Я засыпал и опять в мои сны заглядывал Сказкин.
Причудливо мешались в голове реальность и его россказни.
Израсходованные на бормотуху казенные деньги… оборванные линии электропередач… завьюженный сахалинский городок Чехов, где в темной баньке на частном огороде сейсмолог Олег Веселов и его помощник Серп Иванович Сказкин ставили осциллограф.
«Буря смешала землю с небом…»
Десятый день кружила над городом метель.
Два раза в сутки на осциллографе надо было менять ленту, все остальное время уходило на раздумья – где поесть и что поесть? Столовые в городе не работали (электроэнергии не было), да Сказкин с Веселовым и не могли явиться в столовую: они давно и везде крупно задолжали, потому что командировочные из-за той же метели не получали уже пятнадцать дней. А кочегар дядя Гоша, хозяин квартиры и баньки, снятой Олегом Веселовым, возвращался поздно и навеселе. Будучи холостяком, он все свободное время проводил среди таких же простых, как он сам, ребят, по его собственному выражению – за ломберным столиком.
Возвращаясь, дядя Гоша приносил банку консервированной сайры.

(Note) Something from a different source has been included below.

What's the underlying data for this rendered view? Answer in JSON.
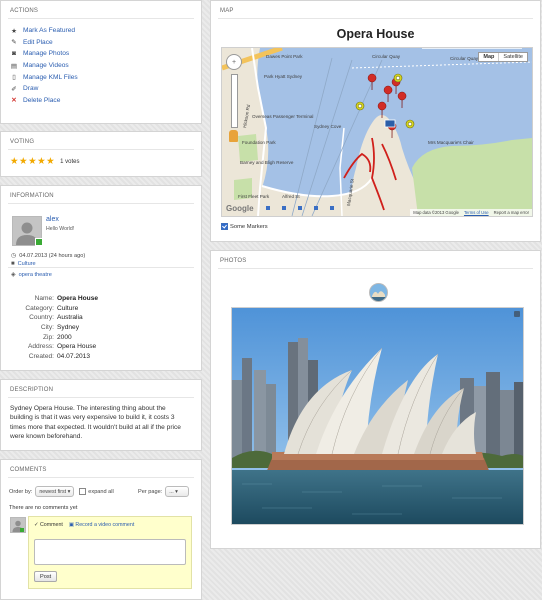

Он долго возился над этой банкой, открывашка срывалась, но рано или поздно дядя Гоша вскрывал ее и ставил перед псом, жившим у него под загадочной кличкой Индус. Сказкину и Веселову дядя Гоша говорил так: «Псам, как шпионам, фосфор необходим. Как друг вам говорю. И консервы на рыбокомбинате я беру, а не похищаю! Доходит? Другой бы припер красную рыбу, а вот я скромно беру сайру. Но, конечно, бланшированную».

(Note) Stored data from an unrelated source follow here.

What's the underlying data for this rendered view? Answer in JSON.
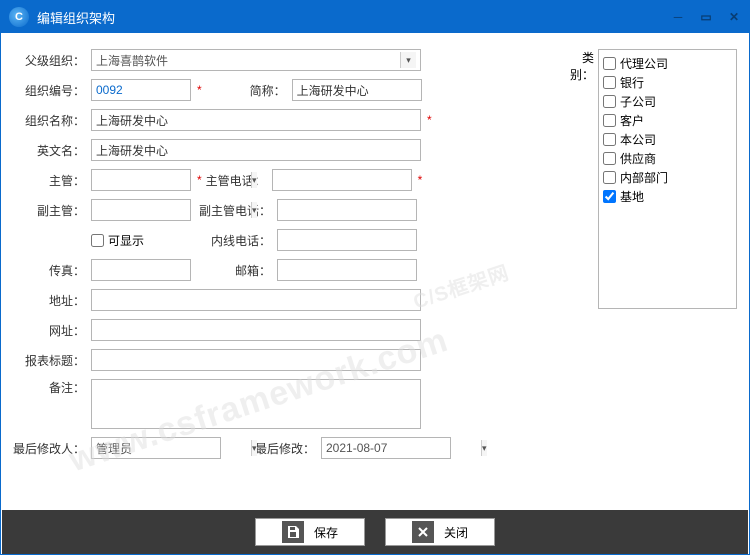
{
  "window": {
    "title": "编辑组织架构"
  },
  "labels": {
    "parent": "父级组织：",
    "code": "组织编号：",
    "short": "简称：",
    "name": "组织名称：",
    "eng": "英文名：",
    "mgr": "主管：",
    "mgrTel": "主管电话：",
    "vmgr": "副主管：",
    "vmgrTel": "副主管电话：",
    "visible": "可显示",
    "inTel": "内线电话：",
    "fax": "传真：",
    "email": "邮箱：",
    "addr": "地址：",
    "web": "网址：",
    "rptTitle": "报表标题：",
    "remark": "备注：",
    "modBy": "最后修改人：",
    "modAt": "最后修改：",
    "category": "类别："
  },
  "values": {
    "parent": "上海喜鹊软件",
    "code": "0092",
    "short": "上海研发中心",
    "name": "上海研发中心",
    "eng": "上海研发中心",
    "mgr": "",
    "mgrTel": "",
    "vmgr": "",
    "vmgrTel": "",
    "inTel": "",
    "fax": "",
    "email": "",
    "addr": "",
    "web": "",
    "rptTitle": "",
    "remark": "",
    "modBy": "管理员",
    "modAt": "2021-08-07"
  },
  "categories": [
    {
      "label": "代理公司",
      "checked": false
    },
    {
      "label": "银行",
      "checked": false
    },
    {
      "label": "子公司",
      "checked": false
    },
    {
      "label": "客户",
      "checked": false
    },
    {
      "label": "本公司",
      "checked": false
    },
    {
      "label": "供应商",
      "checked": false
    },
    {
      "label": "内部部门",
      "checked": false
    },
    {
      "label": "基地",
      "checked": true
    }
  ],
  "buttons": {
    "save": "保存",
    "close": "关闭"
  },
  "watermark": {
    "a": "www.csframework.com",
    "b": "C/S框架网"
  }
}
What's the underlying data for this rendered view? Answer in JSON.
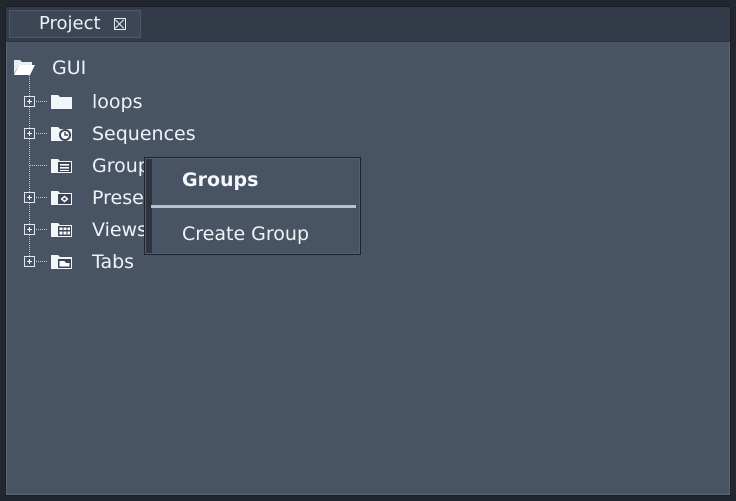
{
  "tab": {
    "label": "Project"
  },
  "tree": {
    "root": {
      "label": "GUI"
    },
    "items": [
      {
        "label": "loops"
      },
      {
        "label": "Sequences"
      },
      {
        "label": "Groups"
      },
      {
        "label": "Presets"
      },
      {
        "label": "Views"
      },
      {
        "label": "Tabs"
      }
    ]
  },
  "context_menu": {
    "title": "Groups",
    "items": [
      {
        "label": "Create Group"
      }
    ]
  },
  "colors": {
    "panel": "#485364",
    "tab_bar": "#333b48",
    "text": "#eef2f6",
    "folder_icon": "#f3f6f9"
  }
}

И Сказкин, и Веселов, оба (как настоящие шпионы) жаждали сайры бланшированной, но дядя Гоша, будучи навеселе, их терзаний не замечал. Он терпеливо ждал, когда пес неторопливо оближет банку, и только после этого гасил свечу.
«Зачем потолок коптить! Потолок не рыба!»
Все ложились. Сказкин, правда, тайком проверял: не осталось ли чего в баночке после Индуса? Нет, там никогда ничего не оставалось. А на робкие намеки, что псу (как всякому настоящему шпиону) фосфора не хватает, что надо бы для Индуса прихватывать с рыбокомбината не одну, а две таких баночки, дядя Гоша гордо пояснял: «Одна баночка – это одна, а две баночки – это две! Доходит?»
И непременно добавлял: «Совесть должна быть чистая».
Сказкин и Веселов, существа, как известно, белковые, слабели на глазах.
Почуяв эту их слабость, пес Индус стал относиться к ним без уважения. У Веселова, например, отнял и унес рукавицы. Сказкин из опасений, что не сможет отбиться от пса, свои рукавицы пришил к рукавам намертво. В горисполком Веселов и Сказкин тоже перестали заглядывать: они уже выбрали там под расписку все, что могли взять.
А метель не стихала.
Назревала, считай, катастрофа.
Но однажды в темных сенках раздался вскрик.
Держась руками за стену, Сказкин бросился на помощь товарищу.
И вот там, в сенках, на дощатой, плохо проконопаченной стене, под старой мужской рубашкой они обнаружили висящий на крюке самый настоящий свиной окорок весом на полпуда. С одной стороны он был плоский, а с другой стороны – розовый, выпуклый и очень походил на большую мандолину.